Important safety measures include:

  • Don’t walk in front, along the side or behind vehicles or equipment when they are moving.
  • Maintain a three-foot perimeter around all equipment. Equipment could move suddenly.
  • Don’t allow work activity to overlap. No work activity should take place within the swing radius of excavation equipment.
  • When one piece of equipment is lifting or putting materials or tools in place, do not place your hands on, or manually guide, the load. Use a tag line.
  • Secure tools, equipment and material to prevent them from falling from heights.
  • Inspect saws, grinders and other tools before use to make sure the guards are in place, the blades aren’t chipped or cracked and are in overall good condition.
  • When you are using saws, grinders and other powered hand tools, always wear safety glasses and a face shield.
  • Coordinate work activity to minimize the possibility for people to be near overhead work activity or moving equipment.

Download a printable PDF and recording form here.

Members can download the audio version of this toolbox talk here.

Ladder Safety

Falls are a leading cause of death in the construction industry, and the misuse of ladders is one of the leading causes of fall-related injuries each year. Contributing factors may include haste, sudden movement, lack of attention, the condition of the ladder, the type of footwear worn and the user’s age and/or physical condition.

According to national data analyzed by researchers at an Ohio hospital, more than 2.1 million people were treated in hospital emergency rooms between 1990 and 2005. That averages out to more than 136,000 cases a year. Almost 10 percent of those 2.1 million people required hospitalization, about twice the overall admission rate for consumer product related injuries. Fractures were the most common injury, with legs and feet the most frequently injured body parts.

A ladder is a potentially dangerous tool. Misusing that tool can lead to severe injury, even death. Luckily, basic safety rules that apply to most tools also apply to the safe use of ladders. Here are a few things to do prior to getting on a ladder:

  • Inspect the ladder to confirm it is in good working condition. Do not use a ladder with loose or missing parts, or a rickety ladder that sways or leans to the side.
  • Select the proper size ladder for the job. Ensure the length of the ladder is sufficient so the climber does not have to stand on the top rung or step.
  • Lock, block open or guard doors that can be opened toward a ladder.
  • Wear slip-resistant shoes with heavy soles, and clean the soles to maximize traction.
  • Read the safety information labels on the ladder.

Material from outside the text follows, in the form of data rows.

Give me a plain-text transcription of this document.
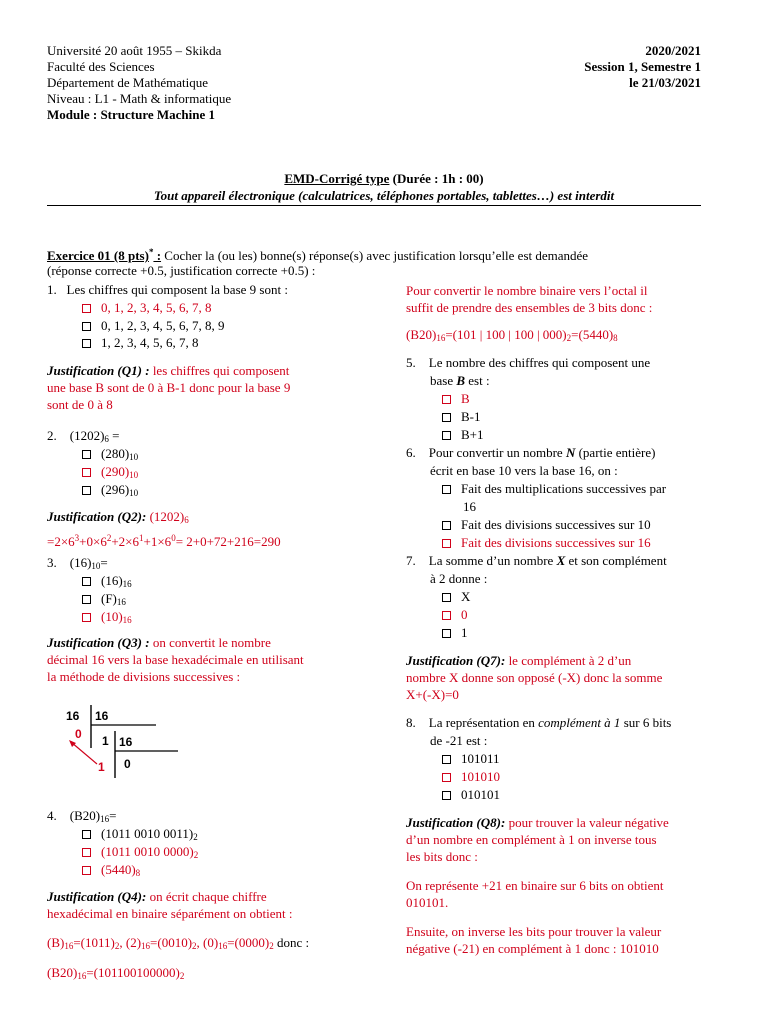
Université 20 août 1955 – Skikda
Faculté des Sciences
Département de Mathématique
Niveau : L1 - Math & informatique
Module : Structure Machine 1
2020/2021
Session 1, Semestre 1
le 21/03/2021
EMD-Corrigé type (Durée : 1h : 00)
Tout appareil électronique (calculatrices, téléphones portables, tablettes…) est interdit
Exercice 01 (8 pts)* : Cocher la (ou les) bonne(s) réponse(s) avec justification lorsqu’elle est demandée
(réponse correcte +0.5, justification correcte +0.5) :
1. Les chiffres qui composent la base 9 sont :
0, 1, 2, 3, 4, 5, 6, 7, 8
0, 1, 2, 3, 4, 5, 6, 7, 8, 9
1, 2, 3, 4, 5, 6, 7, 8
Justification (Q1) : les chiffres qui composent
une base B sont de 0 à B-1 donc pour la base 9
sont de 0 à 8
2. $(1202)_6$ =
$(280)_{10}$
$(290)_{10}$
$(296)_{10}$
Justification (Q2): $(1202)_6$
$=2\times 6^3+0\times 6^2+2\times 6^1+1\times 6^0= 2+0+72+216=290$
3. $(16)_{10}=$
$(16)_{16}$
$(F)_{16}$
$(10)_{16}$
Justification (Q3) : on convertit le nombre
décimal 16 vers la base hexadécimale en utilisant
la méthode de divisions successives :
16 16
0 1 16
1 0
4. $(B20)_{16}=$
(1011 0010 $0011)_2$
(1011 0010 $0000)_2$
$(5440)_8$
Justification (Q4): on écrit chaque chiffre
hexadécimal en binaire séparément on obtient :
$(B)_{16}=(1011)_2$, $(2)_{16}=(0010)_2$, $(0)_{16}=(0000)_2$ donc :
$(B20)_{16}=(101100100000)_2$
Pour convertir le nombre binaire vers l’octal il
suffit de prendre des ensembles de 3 bits donc :
$(B20)_{16}=(101$ | 100 | 100 | $000)_2=(5440)_8$
5. Le nombre des chiffres qui composent une
base B est :
B
B-1
B+1
6. Pour convertir un nombre N (partie entière)
écrit en base 10 vers la base 16, on :
Fait des multiplications successives par
16
Fait des divisions successives sur 10
Fait des divisions successives sur 16
7. La somme d’un nombre X et son complément
à 2 donne :
X
0
1
Justification (Q7): le complément à 2 d’un
nombre X donne son opposé (-X) donc la somme
X+(-X)=0
8. La représentation en complément à 1 sur 6 bits
de -21 est :
101011
101010
010101
Justification (Q8): pour trouver la valeur négative
d’un nombre en complément à 1 on inverse tous
les bits donc :
On représente +21 en binaire sur 6 bits on obtient
010101.
Ensuite, on inverse les bits pour trouver la valeur
négative (-21) en complément à 1 donc : 101010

Use common sense when setting a ladder up for use:

  • Place the ladder on firm, level ground and ensure no slippery condition is present at either the base or top support points.
  • Extend the ladder base back one foot for every four feet in height, and three feet above the surface. Tie off the ladder at the top.
  • Ensure two hands and one foot, or two feet and one hand are touching the ladder.
  • Use your utility belt – not your hands – to carry tools or materials up a ladder.
  • Make sure the bottom of the ladder is secure.


Table 1
Type Capable of Supporting Related Use
TYPE 1AA 375 lbs. Extra Heavy Duty Industrial
TYPE 1A 300 lbs. Extra Heavy Duty Industrial
TYPE 1 250 lbs. Heavy Duty Industrial
TYPE 11 225 lbs. Medium Duty Commercial
TYPE 111 200 lbs. Light Duty Household


Worker injury can be minimized by following basic safety rules, using common sense and approaching ladder safety with the same caution as any other potentially dangerous tool.